Selasa, 30 Agustus 2011

Faktor Kebiasaan dalam Akhlak


    Semua aliran dalam akhlak mengemukakan bahwa kebiasaan yang baik harus dibina dipelihara dan dikembangkan, sedangkan kebiasaan yang buruk harus segera ditinggalkan. Faktor kebiasaan ini memegang peranan yang sangat penting dalam membentuk dan membina akhlak. Berhubung kebiasaan adalah perbuataan yang diulang-ulang sehingga menjadi mudah mengerjakannya, maka hendaknya manusia memaksakan diri untuk mengulang-ulangi perbuatan yang baik sehingga menjadi kebiasaan dan akan terbentuklah akhlak yang baik padanya.
        Memang cara bersikap, berpakaian, bahkan berjalan, sebenarnya adalah penjelmaan dari kebiasaan. Oleh karena itu didiklah anak-anak untuk membiasakan shalat, dan membiasakan sikap dan tingkah laku yang baik dalam pergaulan sesamanya. Dengan demikian diharapkan untuk selanjutnya dalam diri si anak akan tertanam pribadi muslim yang taat kepada Allah, juga sopan santun sesama manusia.

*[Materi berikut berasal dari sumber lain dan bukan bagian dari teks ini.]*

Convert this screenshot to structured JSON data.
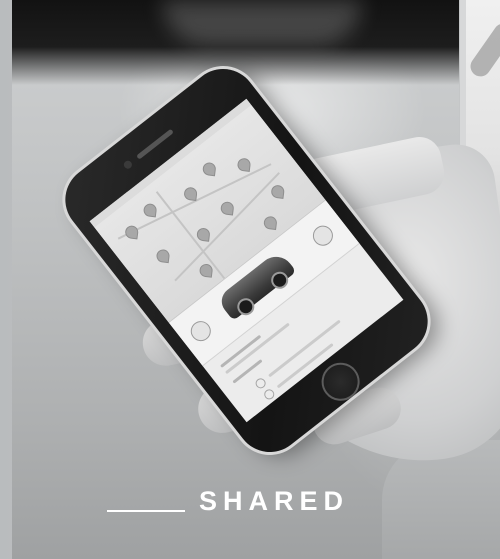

    Kebiasaan yang baik seperti salat yang lima waktu itu hendaknya diperkuat dengan pengertian dan keyakinan, sehingga tidak mudah goyah dalam menghadapi berbagai rintangan, dan gangguan dalam melaksanakannya. Demikian pula dalam sikap dan tingkah laku sehari-hari dalam hidup bermasyarakat dan bernegara harus benar-benar mencerminkan dan mencontoh akhlak Rasulullah saw yang antara lain:
      Rasulullah bersabda yang artinya, “Hak seorang muslim terhadap muslim lainnya ada enam, yaitu apabila bertemu hendaklah mengucapkan salam kepadanya; apabila ia mengundang hendaklah engkau menghadirinya, apabila ia meminta nasihat, berilah nasihat; kalau ia bersin dan membaca hamdalah, jawablah dengan yarhamuka Allah; apabila ia sakit, tengoklah dan apabila ia meninggal antarkanlah jenazahnya ke kubur.”
     Kepedulian sosial perlu ditanamkan kepada anak-anak sejak dini, misalnya anak-anak melihat orang tua yang cukup mau mengeluarkan zakat, infak dan sadakah, menolong orang yang memerlukan bantuan, baik harta, ilmu dan tenaga. Dengan membiasakan perbuatan-perbuatan tersebut yang juga dilihat dan didengar oleh anak-anak, orang dewasa akan membiasakannya terus dan bagi anak-anak akan meniru di kemudian hari. Akan mudah membangkitkan rasa persatuan dan kesatuan, persaudaraan di antara si kaya dan si miskin, orang pandai dan orang bodoh, orang beramal dan orang yang tidak beramal. Bila tidak, dikhawatirkan kurang kemampuan mengendalikan diri dari godaan yang biasanya bagi si kaya kikir, si miskin tama’, orang pandai sombong, orang bodoh malas tidak mau belajar, orang yang beramal ‘ujub, dan orang yang berdosa tidak mau bertaubat.
      Hal ini semua harus menjadi perhatian umat Islam untuk membiasakannya, sehingga menjadi wataknya, memiliki akhlak mahmudah, mampu mengendalikan diri sehingga mampu melaksanakan kewajibannya terhadap masyarakat.
      Dalam beberapa buku akhlak, seringkali kita menemukan apa yang dikemukakan oleh Aristoteles, bahwa apa yang berhubungan dengan keutamaan tidaklah cukup dengan hanya diketahui bahwa, apakah keutamaan itu, namun harus ditambahkan dengan melatihnya dan terus menerus mengerjakannya, atau mencari jalan untuk menjadi orang yang utama itu bagaimana, kemudian setelah diketemukan diusahakannya. Tentu bagi umat Islam kesempatannya ini telah ada petunjuknya.